The newly created Category I CPT codes and long descriptors for the vaccine products are:
 

  • 91300; severe acute respiratory syndrome coronavirus 2 (SARS-CoV-2) (coronavirus disease [COVID-19]) vaccine, mRNA-LNP, spike protein, preservative free, 30 mcg/0.3mL dosage, diluent reconstituted, for intramuscular use (Pfizer/BioNTech)
  • 91301; severe acute respiratory syndrome coronavirus 2 (SARS-CoV-2) (coronavirus disease [COVID-19]) vaccine, mRNA-LNP, spike protein, preservative free, 100 mcg/0.5mL dosage, for intramuscular use (Moderna)

These two administrative codes would apply to the Pfizer-BioNTech shot:

  • 0001A; Immunization administration by intramuscular injection of severe acute respiratory syndrome coronavirus 2 (SARS-CoV-2) (coronavirus disease [COVID-19]) vaccine, mRNA-LNP, spike protein, preservative free, 30 mcg/0.3 mL dosage, diluent reconstituted; first dose.
  • 0002A; Immunization administration by intramuscular injection of severe acute respiratory syndrome coronavirus 2 (SARS-CoV-2) (coronavirus disease [COVID-19]) vaccine, mRNA-LNP, spike protein, preservative free, 30 mcg/0.3 mL dosage, diluent reconstituted; second dose.

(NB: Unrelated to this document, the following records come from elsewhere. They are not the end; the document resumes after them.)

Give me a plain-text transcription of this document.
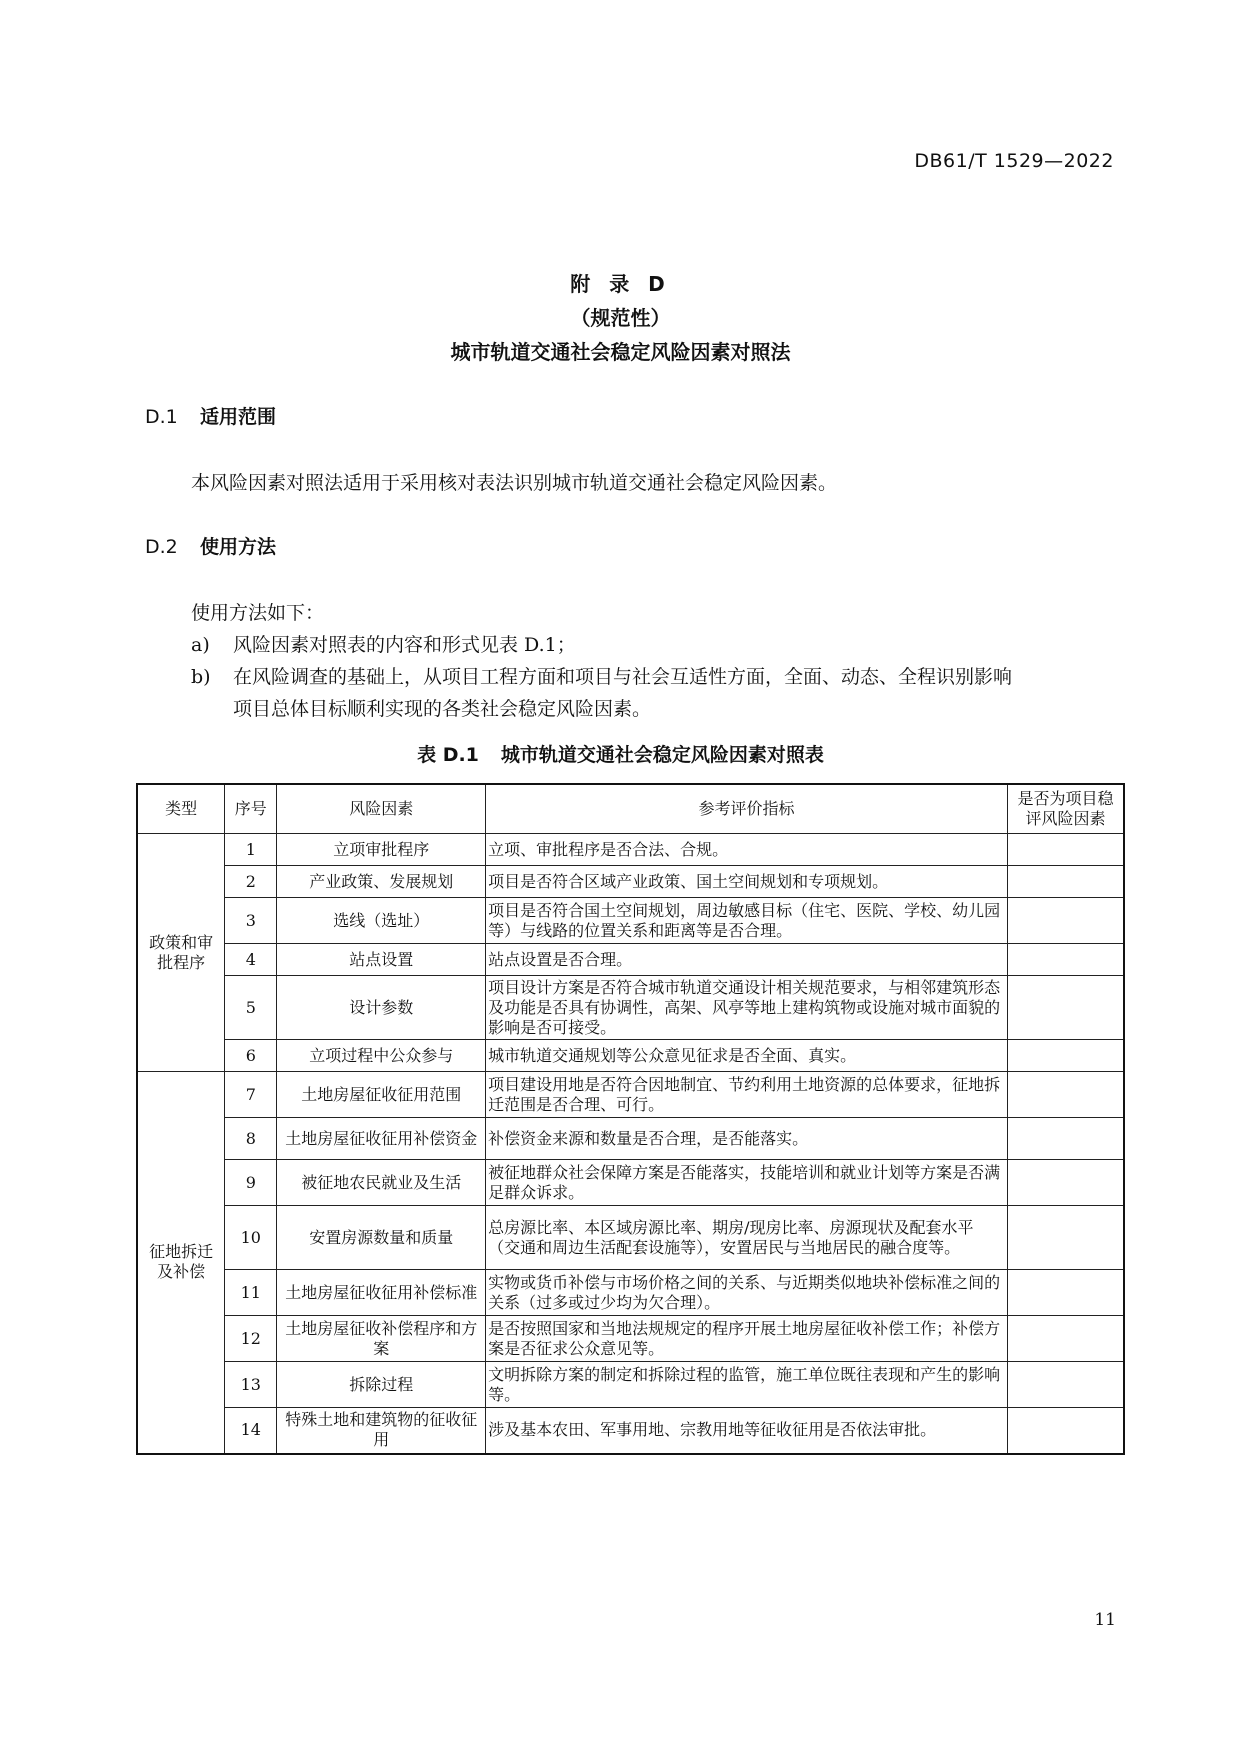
DB61/T 1529—2022
附 录 D
（规范性）
城市轨道交通社会稳定风险因素对照法
D.1 适用范围
本风险因素对照法适用于采用核对表法识别城市轨道交通社会稳定风险因素。
D.2 使用方法
使用方法如下：
a) 风险因素对照表的内容和形式见表 D.1；
b) 在风险调查的基础上，从项目工程方面和项目与社会互适性方面，全面、动态、全程识别影响
项目总体目标顺利实现的各类社会稳定风险因素。
表 D.1 城市轨道交通社会稳定风险因素对照表
类型	序号	风险因素	参考评价指标	是否为项目稳
评风险因素
政策和审
批程序	1	立项审批程序	立项、审批程序是否合法、合规。	
	2	产业政策、发展规划	项目是否符合区域产业政策、国土空间规划和专项规划。	
	3	选线（选址）	项目是否符合国土空间规划，周边敏感目标（住宅、医院、学校、幼儿园等）与线路的位置关系和距离等是否合理。	
	4	站点设置	站点设置是否合理。	
	5	设计参数	项目设计方案是否符合城市轨道交通设计相关规范要求，与相邻建筑形态及功能是否具有协调性，高架、风亭等地上建构筑物或设施对城市面貌的影响是否可接受。	
	6	立项过程中公众参与	城市轨道交通规划等公众意见征求是否全面、真实。	
征地拆迁
及补偿	7	土地房屋征收征用范围	项目建设用地是否符合因地制宜、节约利用土地资源的总体要求，征地拆迁范围是否合理、可行。	
	8	土地房屋征收征用补偿资金	补偿资金来源和数量是否合理，是否能落实。	
	9	被征地农民就业及生活	被征地群众社会保障方案是否能落实，技能培训和就业计划等方案是否满足群众诉求。	
	10	安置房源数量和质量	总房源比率、本区域房源比率、期房/现房比率、房源现状及配套水平（交通和周边生活配套设施等），安置居民与当地居民的融合度等。	
	11	土地房屋征收征用补偿标准	实物或货币补偿与市场价格之间的关系、与近期类似地块补偿标准之间的关系（过多或过少均为欠合理）。	
	12	土地房屋征收补偿程序和方案	是否按照国家和当地法规规定的程序开展土地房屋征收补偿工作；补偿方案是否征求公众意见等。	
	13	拆除过程	文明拆除方案的制定和拆除过程的监管，施工单位既往表现和产生的影响等。	
	14	特殊土地和建筑物的征收征用	涉及基本农田、军事用地、宗教用地等征收征用是否依法审批。	
11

And these two administrative codes would apply to the Moderna shot:

  • 0011A; Immunization administration by intramuscular injection of severe acute respiratory syndrome coronavirus 2 (SARS-CoV-2) (coronavirus disease [COVID-19]) vaccine, mRNA-LNP, spike protein, preservative free, 100 mcg/0.5 mL dosage; first dose.
  • 0012A; Immunization administration by intramuscular injection of severe acute respiratory syndrome coronavirus 2 (SARS-CoV-2) (coronavirus disease [COVID-19]) vaccine, mRNA-LNP, spike protein, preservative free, 100 mcg/0.5 mL dosage; second dose.